Lined versus Unlined
API Standard 618 requires compressor cylinders to have liners. Fundamentally, liners are included only for commercial reasons. A liner is not a part required for a compressor cylinder to be able to compress gas. The reasons a liner may be used include:
• A liner can be a lower cost replaceable wear element in a compressor cylinder assembly where a bare replacement cylinder body might be very expensive with a long lead time relative to the cost and lead time of a replacement liner.
• A liner can be made of a suitable wear material, such as grey iron, when the cylinder body is made of an unsuitable wear material. An example of such an unsuitable material is ASTM A395 “Standard Specification for Ferritic Ductile Iron Pressure-Retaining Castings for Use at Elevated Temperatures”, the material API 618 requires be used for cast ductile iron cylinder bodies. ASTM A395 happens to be a very poor material for use in an application that subjects the material to rubbing wear as is the case in a cylinder bore where the piston and piston rings, or the wearbands and piston rings, are rubbing against it. Consideration must be given to protect A395 ductile iron material and a liner is only one way to accomplish that.
• Utilisation of a liner allows the cylinder bore diameter to be changed rather easily.
One of the major reasons why liners are not utilised in short stroke cylinders is the liner’s effect on the cylinder’s capacity capability. This is a technical issue that leads to significant commercial harm. The following chart, Figure 4, will help to explain.
A liner adds fixed clearance which reduces capacity. This capacity reduction can be substantial in shorter stroke cylinders. The addition of the liner also reduces piston displacement, which when combined with the effect of the additional fixed clearance, results in a significant reduction in a cylinder’s capacity capability. The Figure 4 chart takes both into account. For example consider a 300 mm liner bore diameter (11.8 inch, “300” on the horizontal axis). This is actually a 325 mm (12.8 inch) diameter bore cylinder with a 12.5 mm (0.5 inch) thick liner installed, so the capacity capability has been reduced from that of a 325 mm bore cylinder to that of a 300 mm. Also, the addition of the liner has increased the fixed clearance volume, which reduces the volumetric efficiency further reducing the capacity capability. For the 300 mm liner bore example this capacity capability reduction is on the order of 35 percent for 76 mm (3 inch) stroke, and is still significant for a 457 mm (18 inch) stroke at about a 17 percent reduction. The chart assumes a compression ratio of 2.5 and a gas adiabatic exponent of 1.4. Assumed liner thickness is 9.5 mm (0.375 inch) up to 254 mm liner bore (10 inch) and 12.5 mm (0.500 inch) 254 mm bore (10 inch) and larger following API Standard 618 guidelines.
For a given required compressor capacity, the addition of a liner requires a larger compressor by the percentage shown in the chart. Again referring to the 300 mm example, a 76 mm stroke compressor would have to be about 35 percent larger if equipped with a liner. So an end-user is buying a compressor about 35 percent larger just to have it equipped with lined cylinders.

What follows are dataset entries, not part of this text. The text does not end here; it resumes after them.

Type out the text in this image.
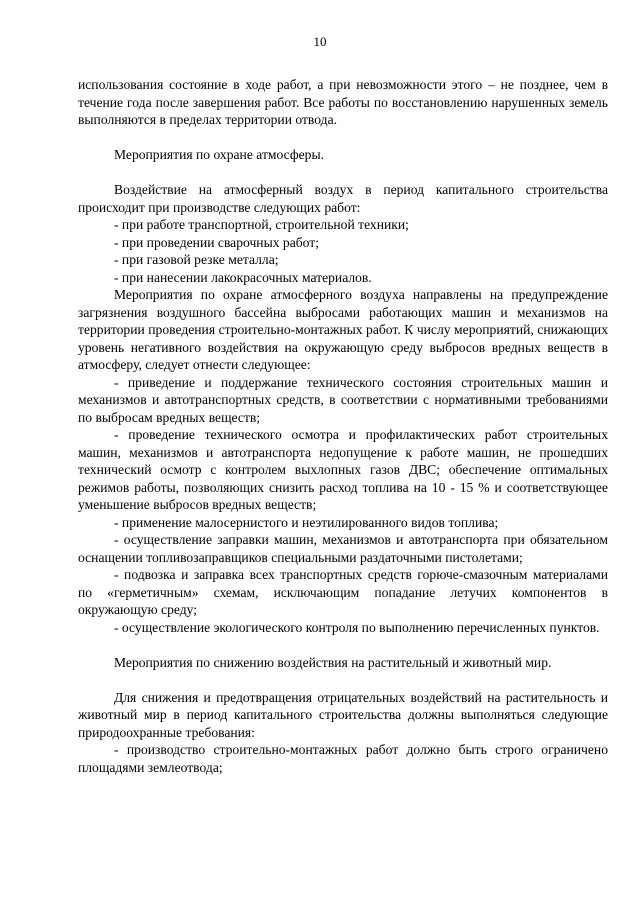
10

использования состояние в ходе работ, а при невозможности этого – не позднее, чем в течение года после завершения работ. Все работы по восстановлению нарушенных земель выполняются в пределах территории отвода.

Мероприятия по охране атмосферы.

Воздействие на атмосферный воздух в период капитального строительства происходит при производстве следующих работ:

- при работе транспортной, строительной техники;

- при проведении сварочных работ;

- при газовой резке металла;

- при нанесении лакокрасочных материалов.

Мероприятия по охране атмосферного воздуха направлены на предупреждение загрязнения воздушного бассейна выбросами работающих машин и механизмов на территории проведения строительно-монтажных работ. К числу мероприятий, снижающих уровень негативного воздействия на окружающую среду выбросов вредных веществ в атмосферу, следует отнести следующее:

- приведение и поддержание технического состояния строительных машин и механизмов и автотранспортных средств, в соответствии с нормативными требованиями по выбросам вредных веществ;

- проведение технического осмотра и профилактических работ строительных машин, механизмов и автотранспорта недопущение к работе машин, не прошедших технический осмотр с контролем выхлопных газов ДВС; обеспечение оптимальных режимов работы, позволяющих снизить расход топлива на 10 - 15 % и соответствующее уменьшение выбросов вредных веществ;

- применение малосернистого и неэтилированного видов топлива;

- осуществление заправки машин, механизмов и автотранспорта при обязательном оснащении топливозаправщиков специальными раздаточными пистолетами;

- подвозка и заправка всех транспортных средств горюче-смазочным материалами по «герметичным» схемам, исключающим попадание летучих компонентов в окружающую среду;

- осуществление экологического контроля по выполнению перечисленных пунктов.

Мероприятия по снижению воздействия на растительный и животный мир.

Для снижения и предотвращения отрицательных воздействий на растительность и животный мир в период капитального строительства должны выполняться следующие природоохранные требования:

- производство строительно-монтажных работ должно быть строго ограничено площадями землеотвода;
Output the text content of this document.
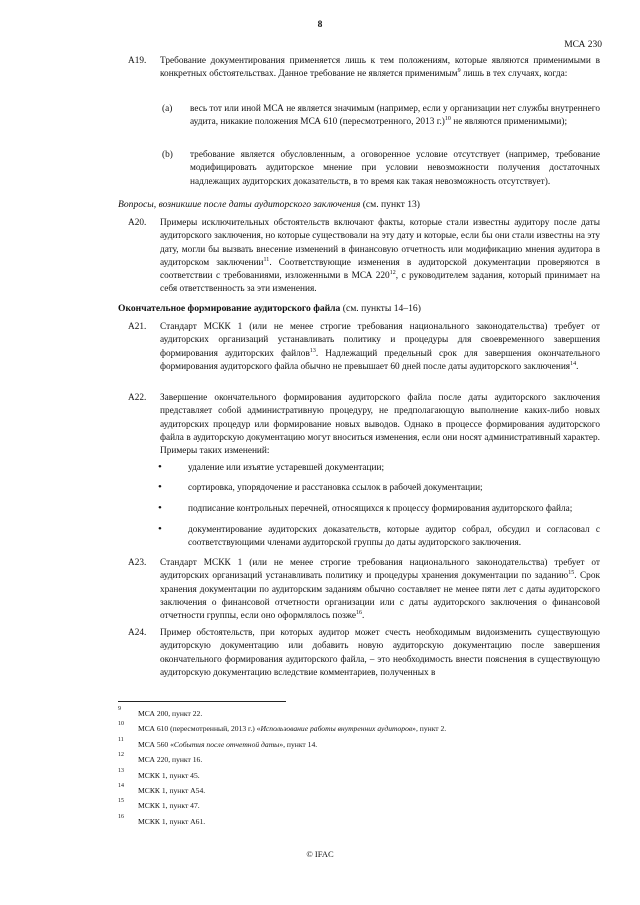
8
МСА 230
A19. Требование документирования применяется лишь к тем положениям, которые являются применимыми в конкретных обстоятельствах. Данное требование не является применимым$^9$ лишь в тех случаях, когда:
(a) весь тот или иной МСА не является значимым (например, если у организации нет службы внутреннего аудита, никакие положения МСА 610 (пересмотренного, 2013 г.)$^{10}$ не являются применимыми);
(b) требование является обусловленным, а оговоренное условие отсутствует (например, требование модифицировать аудиторское мнение при условии невозможности получения достаточных надлежащих аудиторских доказательств, в то время как такая невозможность отсутствует).
Вопросы, возникшие после даты аудиторского заключения (см. пункт 13)
A20. Примеры исключительных обстоятельств включают факты, которые стали известны аудитору после даты аудиторского заключения, но которые существовали на эту дату и которые, если бы они стали известны на эту дату, могли бы вызвать внесение изменений в финансовую отчетность или модификацию мнения аудитора в аудиторском заключении$^{11}$. Соответствующие изменения в аудиторской документации проверяются в соответствии с требованиями, изложенными в МСА $220^{12}$, с руководителем задания, который принимает на себя ответственность за эти изменения.
Окончательное формирование аудиторского файла (см. пункты 14–16)
A21. Стандарт МСКК 1 (или не менее строгие требования национального законодательства) требует от аудиторских организаций устанавливать политику и процедуры для своевременного завершения формирования аудиторских файлов$^{13}$. Надлежащий предельный срок для завершения окончательного формирования аудиторского файла обычно не превышает 60 дней после даты аудиторского заключения$^{14}$.
A22. Завершение окончательного формирования аудиторского файла после даты аудиторского заключения представляет собой административную процедуру, не предполагающую выполнение каких-либо новых аудиторских процедур или формирование новых выводов. Однако в процессе формирования аудиторского файла в аудиторскую документацию могут вноситься изменения, если они носят административный характер. Примеры таких изменений:
•	удаление или изъятие устаревшей документации;
•	сортировка, упорядочение и расстановка ссылок в рабочей документации;
•	подписание контрольных перечней, относящихся к процессу формирования аудиторского файла;
•	документирование аудиторских доказательств, которые аудитор собрал, обсудил и согласовал с соответствующими членами аудиторской группы до даты аудиторского заключения.
A23. Стандарт МСКК 1 (или не менее строгие требования национального законодательства) требует от аудиторских организаций устанавливать политику и процедуры хранения документации по заданию$^{15}$. Срок хранения документации по аудиторским заданиям обычно составляет не менее пяти лет с даты аудиторского заключения о финансовой отчетности организации или с даты аудиторского заключения о финансовой отчетности группы, если оно оформлялось позже$^{16}$.
A24. Пример обстоятельств, при которых аудитор может счесть необходимым видоизменить существующую аудиторскую документацию или добавить новую аудиторскую документацию после завершения окончательного формирования аудиторского файла, – это необходимость внести пояснения в существующую аудиторскую документацию вследствие комментариев, полученных в
9 МСА 200, пункт 22.
10 МСА 610 (пересмотренный, 2013 г.) «Использование работы внутренних аудиторов», пункт 2.
11 МСА 560 «События после отчетной даты», пункт 14.
12 МСА 220, пункт 16.
13 МСКК 1, пункт 45.
14 МСКК 1, пункт A54.
15 МСКК 1, пункт 47.
16 МСКК 1, пункт A61.
© IFAC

While a liner provides one method of protecting A395 ductile iron from wear, other methods exist. Another possibility is to harden the unlined cylinder bore to improve the wear characteristics. One proven hardening method uses the ion-nitride heat treat process. A full explanation of the process is beyond the scope of this article but it results in a hardness at the surface of A395 ductile iron of approximately 55 Rockwell C and provides substantial case depth with a hardness of approximately 30 Rockwell C at a depth of 0.15 mm (0.006 inch).